Geometrisierte und deformierte Gesichtszüge wie Gestalten verstehen sich als Ausdruck von Beziehungslosigkeit und als Bemühen um die Festigung der Innenwelt. Übermächtige Rahmen boten Schutz gegen wechselnde Wirklichkeiten und halfen verbotene Triebe in Schach zu halten. Manche der Werke duldeten keine Leerräume, als fürchteten sie den „horror vacui“. Janusgesichter, magische Zahlenreihen und bannende Symbole legten eine halbbewusste okkulte Intention der Kunstwerke nahe, ebenso wie deren Neigung, die dargestellten Dinge aufzuklappen, quasi das Dahinter sichtbar zu machen. Verdrehte Perspektiven und fehlende Horizontale erschlossen sich meiner Betrachtung als Ausdruck eines Durcheinander-gewirbelt-seins. Stereotype Gestalten wiesen auf das Archetypische hin, auf Wesenheiten, die sakralen Bereichen entnommen sind und durch das Aufsetzten einer Maske zu Totemtieren, Naturdämonen und Untoten wurden. Kein Wunder also, dass mein Roman sich um einen Mystery-Plot rankt.

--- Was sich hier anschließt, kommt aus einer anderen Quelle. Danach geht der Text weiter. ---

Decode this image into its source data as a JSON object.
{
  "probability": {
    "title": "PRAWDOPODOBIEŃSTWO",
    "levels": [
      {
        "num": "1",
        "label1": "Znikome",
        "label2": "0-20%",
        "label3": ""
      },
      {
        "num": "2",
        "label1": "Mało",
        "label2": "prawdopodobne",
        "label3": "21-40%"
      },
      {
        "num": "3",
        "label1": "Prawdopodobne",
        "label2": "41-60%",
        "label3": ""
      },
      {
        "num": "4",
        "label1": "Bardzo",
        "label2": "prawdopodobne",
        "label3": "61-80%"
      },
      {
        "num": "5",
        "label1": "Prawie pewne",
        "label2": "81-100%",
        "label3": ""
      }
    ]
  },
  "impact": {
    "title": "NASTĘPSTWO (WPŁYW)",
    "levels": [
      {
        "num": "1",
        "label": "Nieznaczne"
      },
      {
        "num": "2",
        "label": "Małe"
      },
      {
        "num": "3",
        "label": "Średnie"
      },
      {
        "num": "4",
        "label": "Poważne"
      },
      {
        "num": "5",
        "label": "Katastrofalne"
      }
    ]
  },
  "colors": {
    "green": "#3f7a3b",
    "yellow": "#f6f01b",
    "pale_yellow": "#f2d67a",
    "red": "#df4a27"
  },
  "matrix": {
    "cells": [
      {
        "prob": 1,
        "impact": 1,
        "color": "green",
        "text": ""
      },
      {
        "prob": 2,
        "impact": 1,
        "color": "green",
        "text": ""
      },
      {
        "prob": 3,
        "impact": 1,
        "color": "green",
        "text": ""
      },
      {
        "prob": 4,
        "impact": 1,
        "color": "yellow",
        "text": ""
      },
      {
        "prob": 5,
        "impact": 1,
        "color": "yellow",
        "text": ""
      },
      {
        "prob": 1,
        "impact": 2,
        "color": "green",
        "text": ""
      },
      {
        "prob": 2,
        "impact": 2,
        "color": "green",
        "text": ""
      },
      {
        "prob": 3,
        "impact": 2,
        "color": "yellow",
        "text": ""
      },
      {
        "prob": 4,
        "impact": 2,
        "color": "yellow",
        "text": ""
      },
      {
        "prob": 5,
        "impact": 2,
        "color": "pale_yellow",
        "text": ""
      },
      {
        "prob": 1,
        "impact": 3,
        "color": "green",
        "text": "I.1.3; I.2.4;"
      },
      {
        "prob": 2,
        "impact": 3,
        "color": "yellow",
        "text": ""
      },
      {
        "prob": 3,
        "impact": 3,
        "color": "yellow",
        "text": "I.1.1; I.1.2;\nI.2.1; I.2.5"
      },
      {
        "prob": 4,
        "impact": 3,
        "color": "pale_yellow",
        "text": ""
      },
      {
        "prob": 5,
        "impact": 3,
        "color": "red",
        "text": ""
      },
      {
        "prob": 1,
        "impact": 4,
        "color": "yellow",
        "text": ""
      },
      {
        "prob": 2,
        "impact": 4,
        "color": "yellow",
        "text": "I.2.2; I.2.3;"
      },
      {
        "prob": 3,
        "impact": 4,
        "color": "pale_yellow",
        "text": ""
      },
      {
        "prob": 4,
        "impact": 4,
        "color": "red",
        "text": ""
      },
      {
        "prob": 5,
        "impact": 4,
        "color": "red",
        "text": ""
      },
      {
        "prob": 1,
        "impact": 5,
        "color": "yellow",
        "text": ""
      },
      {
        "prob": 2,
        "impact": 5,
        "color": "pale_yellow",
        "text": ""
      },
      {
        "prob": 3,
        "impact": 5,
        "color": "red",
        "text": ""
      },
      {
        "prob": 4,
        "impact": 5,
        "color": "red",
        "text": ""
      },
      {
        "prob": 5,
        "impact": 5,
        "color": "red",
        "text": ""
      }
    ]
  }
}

Im Rückblick auf das fieberhafte Schaffen während meiner Schreibarbeit erschließt sich mir mein Tun als eine intuitive Gleichschaltung mit dem kreativen Prozess meiner Schwester. Ich verstand, dass ihr künstlerisches Werk sie vor einer Ich-zerstörenden Gewalt rettete. Wo das Ordnungsprinzip verloren gegangen war, musste sie sich ein neues, übergeordnetes schaffen. In meinem persönlichen Zugang wird künstlerische Tätigkeit nicht nur bewusst vom Ich gesteuert, sondern beinhaltet zudem eine Ichfindung als Zwischenetappe. In jedem Fall macht „Wahn“ Sinn in der Bedeutung von „Wähnen“. Das etwas aus der Mode geratene Wort für ahnen, erspüren, vermeinen, wittern, vorhersehen, in Erwägung ziehen weist auf eine erweiterte Sicht auf die Welt hin, auf eine „Krankheit der Phantasie“, die uns heilen könnte. Vielleicht wäre es besser, zumindest phasenweise Werkzeug eines fremden Willens zu sein, als ständig in infantiler Egozentrik um sich selbst zu kreisen. Mit einer dislozierten Sichtweise lässt sich in jedem Fall sagen: „Ich und mein Innenleben – wir sind immer zu zweit.“ Was für ein wunderbares Korrektiv!